日本生命が基本給ではなく成果給を上げるのは人件費削減のため

日本生命保険は、平成28年4月より3年連続で賃上げを実施する方針を固めました。職種別に見ていくと、営業職員は保険契約の数に応じて支給する「成果給」を上げ、内勤の職員は「一時金」の支給額を増額する方向の模様です。

結果的に賃金アップになるものの、営業職員及び内勤職員ともに基本給の引き上げやベースアップ(ベア)について、同社は見送る方向のようです。

社員からすると成果給が上がろうが、基本給が上がろうがどちらにおいても賃金アップになりますので、何も関係のないような気がすると思いますが、専門的な点から考慮すると、両者にはとても大きな違いが生じます。

最も大きな違いは、社会保険の負担でしょう。これは、今回のニュースにおいて、いつの契約数を成果給に含めるのか記述されておりませんが、4月から6月までに支給されると仮定すると、10月からの社会保険料負担が大きくなる可能性が生じます。内勤職員に支給される一時金も同様です。

2つ目の違いとしては、成果給は変動給与でありますから仮に翌年度の成績が悪化した場合、ベースアップに比べて会社は給与を多く支払わなくてもよい結果に繋がります。成果給が上がることは、営業職員にとって確かにモチベーションが上がるといった効果は期待される一方で、給与が安定しないといったデメリットがあります。

会社にとって営利を求めるのは当然のことですが、結果を残さなければ金はやらないといった方針がとても明るみになったニュースだと感じます。

(以下は日経新聞からの一部抜粋)

日生、3年連続賃上げ 基本給・ベアは見送り

 日本生命保険は今年4月に3年連続で賃上げを実施する方針だ。営業職員は契約数に応じて受け取る成果給を上げる。

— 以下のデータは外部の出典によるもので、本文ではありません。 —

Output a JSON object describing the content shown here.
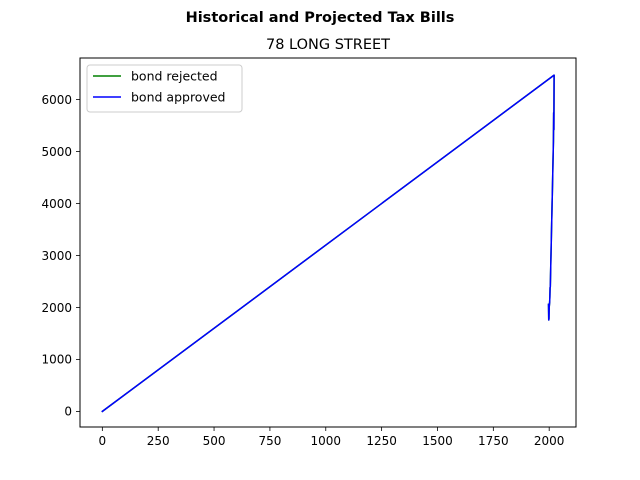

内勤の職員は一時金を増額する。営業職員、内勤職員ともに基本給の引き上げやベースアップ(ベア)は見送る方向だ。

 同社の営業職員は約5万2千人、本店や全国の支社で働く内勤の職員は約1万8千人。具体的な引き上げ幅は今後の労使交渉で決める。

 営業職員の給与は毎月受け取る「基本給」と契約数に応じて上乗せされる「成果給」からなる。成果給引き上げで多くの契約を獲得するほど上げ幅が大きくなるようにし、契約数の底上げにもつなげる。